Posttreatment resistance mutations
The earliest rebound samples (i.e., samples obtained at the time of or soonest after viral rebound) from all women with inadequate virologic response were sequenced (). Phylogenetic analysis revealed that all sequences were HIV-1 subtype C, and all samples from the same individual clustered together. The M184V mutation was more common among sdNVP-unexposed women than sdNVP-exposed women (9 of 12 vs. 6 of 18; P = .03), but the majority of all women had at least 1 NNRTI-associated mutation (13 of 18 sdNVP-exposed women vs. 10 of 12 sdNVP-unexposed women; P = .48).
Other predictors of virologic response
Viral suppression occurred more rapidly if the pretreatment viral load was <100,000 copies/mL (P < .001), but the proportion of women who achieved and sustained viral suppression by week 24 was the same. There was a nonsignificant association between the presence of the K103N mutation and lower CD4 cell counts and higher viral loads before treatment. The association between pretreatment presence of the K103N mutation and inadequate virologic response remained after adjustment for viral load and CD4 cell count. There continued to be no association between sdNVP exposure and inadequate virologic response after adjustment for pretreatment viral load, CD4 cell count, and K103N mutation presence. Adjustment for any of the variables that were found to differ between the sdNVP-exposed and sdNVP-unexposed groups () also did not affect this association. Failure to complete high school, presence of a child at home with HIV infection, and a lack of alcohol use were associated with inadequate viral response in univariate analyses. Inclusion of these factors in multivariable analysis did not change the association between sdNVP exposure status and treatment response.

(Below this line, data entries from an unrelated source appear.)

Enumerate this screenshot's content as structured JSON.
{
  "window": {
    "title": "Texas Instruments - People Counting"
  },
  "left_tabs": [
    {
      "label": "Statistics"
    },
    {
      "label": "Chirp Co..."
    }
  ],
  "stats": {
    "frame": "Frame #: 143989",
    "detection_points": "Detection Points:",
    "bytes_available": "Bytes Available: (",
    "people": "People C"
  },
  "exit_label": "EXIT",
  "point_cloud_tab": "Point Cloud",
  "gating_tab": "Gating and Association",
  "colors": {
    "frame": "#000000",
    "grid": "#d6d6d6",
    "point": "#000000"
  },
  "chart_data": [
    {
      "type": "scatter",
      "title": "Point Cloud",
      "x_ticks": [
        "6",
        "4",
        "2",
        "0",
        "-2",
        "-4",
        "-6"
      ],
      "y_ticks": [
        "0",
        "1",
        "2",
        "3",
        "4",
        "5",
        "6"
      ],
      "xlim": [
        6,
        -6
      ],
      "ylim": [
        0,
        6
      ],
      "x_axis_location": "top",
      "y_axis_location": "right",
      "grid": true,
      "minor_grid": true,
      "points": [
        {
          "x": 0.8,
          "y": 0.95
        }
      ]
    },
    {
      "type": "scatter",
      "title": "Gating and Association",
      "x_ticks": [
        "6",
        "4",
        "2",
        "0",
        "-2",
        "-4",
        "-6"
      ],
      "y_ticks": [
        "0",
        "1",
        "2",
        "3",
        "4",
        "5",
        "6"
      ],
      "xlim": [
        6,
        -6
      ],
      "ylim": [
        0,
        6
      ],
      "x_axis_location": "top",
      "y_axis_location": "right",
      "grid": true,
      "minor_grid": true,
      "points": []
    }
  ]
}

Poor adherence to treatment, which was defined as returning >20% of pills for any of the 3 drugs or not returning pills, was assessed during the first 4 weeks after commencement of therapy, and treatment adherence rates did not differ between those with or without a later inadequate viral response (6.7% and 4.3% of these women, respectively, had poor adherence to treatment; P = .58). Poor adherence determined at the time of viral rebound or at the last visit if viral suppression occurred was significantly associated with inadequate viral response (42.1% of such women had poor adherence), compared with sustained viral suppression (20.9% of such women had poor adherence), among women who did not have K103N mutations detected before the commencement of treatment (P = .046). Adjustment for treatment adherence did not affect associations between exposure and virologic response.